When will the pain stop? New Turkish bombing causes fires on Chaldean-Syriac-Assyrian agricultural land in Nohadra

NOHADRA and NAHLA, Iraq — Agricultural lands, pastures and homes belonging to Chaldean–Syriac–Assyrian villages have caught fire in the northern Iraqi region of Nohadra (Duhok). During the week, the fires started as a consequence of heavy bombing by Turkish helicopters and warplanes of assumed positions of the Kurdistan Workers’ Party (PKK).

Several Chaldean–Syriac–Assyrian villages in the Nahla Valley were affected. The airstrikes have e.g. caused fires and damage to houses of the Chaldean–Syriac–Assyrian village of Upper Hazanke on Wednesday. According to the mayor of the village, it took more than one day to extinguish the fires because Chaldean–Syriac–Assyrian villagers and firefighters had difficulty reaching the fires.

The Kurdish guerilla organization PKK and the Turkish state have been embroiled in armed conflict for decades over the denial of Kurdish rights in Turkey. The PKK is outlawed and designated a terrorist organization by Turkey and its NATO allies the United States and the European Union.

Many Chaldeans–Syriacs–Assyrians heavily criticize the PKK’s guerilla tactics. They claim the PKK consciously carries out guerrilla movements in areas and villages where Chaldeans–Syriacs–Assyrians live, drawing them into the conflict and causing harm on their villages, homes, and lands.

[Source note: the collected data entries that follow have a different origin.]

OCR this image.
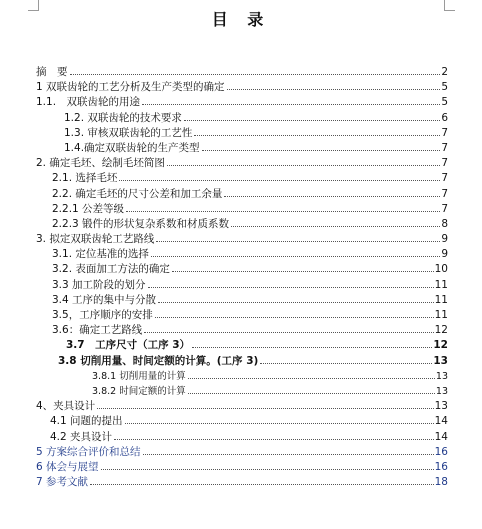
目 录
摘　要	2
1 双联齿轮的工艺分析及生产类型的确定	5
1.1.　双联齿轮的用途	5
1.2. 双联齿轮的技术要求	6
1.3. 审核双联齿轮的工艺性	7
1.4.确定双联齿轮的生产类型	7
2. 确定毛坯、绘制毛坯简图	7
2.1. 选择毛坯	7
2.2. 确定毛坯的尺寸公差和加工余量	7
2.2.1 公差等级	7
2.2.3 锻件的形状复杂系数和材质系数	8
3. 拟定双联齿轮工艺路线	9
3.1. 定位基准的选择	9
3.2. 表面加工方法的确定	10
3.3 加工阶段的划分	11
3.4 工序的集中与分散	11
3.5，工序顺序的安排	11
3.6：确定工艺路线	12
3.7　工序尺寸（工序 3）	12
3.8 切削用量、时间定额的计算。(工序 3)	13
3.8.1 切削用量的计算	13
3.8.2 时间定额的计算	13
4、夹具设计	13
4.1 问题的提出	14
4.2 夹具设计	14
5 方案综合评价和总结	16
6 体会与展望	16
7 参考文献	18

The PKK has its main training camps and guerilla hideouts in the mountains of the autonomous Kurdistan Region of Iraq (KRI). The most powerful and ruling family in the Kurdish region are the Barzanis who have close ties to the Turkish government. President Nechirvan Barzani and Prime Minister Masrour Barzani dominate the Kurdistan Regional Government (KRG). They share power in the KRI with the Talabani family who rule out of the city of Sulaymaniyah. Both families — and factions within them — maintain their own armed forces, police, and intelligence services.

Turkey has been militarily active in the area for decades. Already in the time of Saddam Hussein, Ankara and the Iraqi dictator have a deal in which Turkey was allowed to cross the border into Iraq up to several kilometers to fight and bomb the Kurdish guerilla. Nowadays, neighboring Iran significantly interferes in Iraqi politics. Iran also doesn’t mind Turkey’s military activity — so long as it stays out of areas of Iranian influence.

In his Die WELT article When Kurds fight each other, Erdogan rubs his hands, journalist Alfred Hackensberger says that the Turkish Army has been sending special commandos and military aircraft into Iraqi territory and airspace for years to destroy PKK positions. In June of 2020, Ankara launched two large-scale ground and air operations in northern Iraq ostensibly against the PKK. Turkish soldiers crossed the 367-kilometer border in at least 6 different places and took control of extensive areas of northern Iraq — the estimated total area is around 200 square kilometers. Turkey is reported to have set up some 37 military posts in the KRI.

Turkey considers the PKK and its offshoots a threat to Turkey’s national security.

“How real this threat actually is, remains debatable. In any case, Turkey is using the PKK as a pretext for its policy of regional hegemony, ” writes Hackensberger. “President Recep Tayyip Erdogan cited the “fight against terror” as the reason for two recent invasions and the occupation of large swathes of land in northern Syria. A similar scenario now threatens northern Iraq.”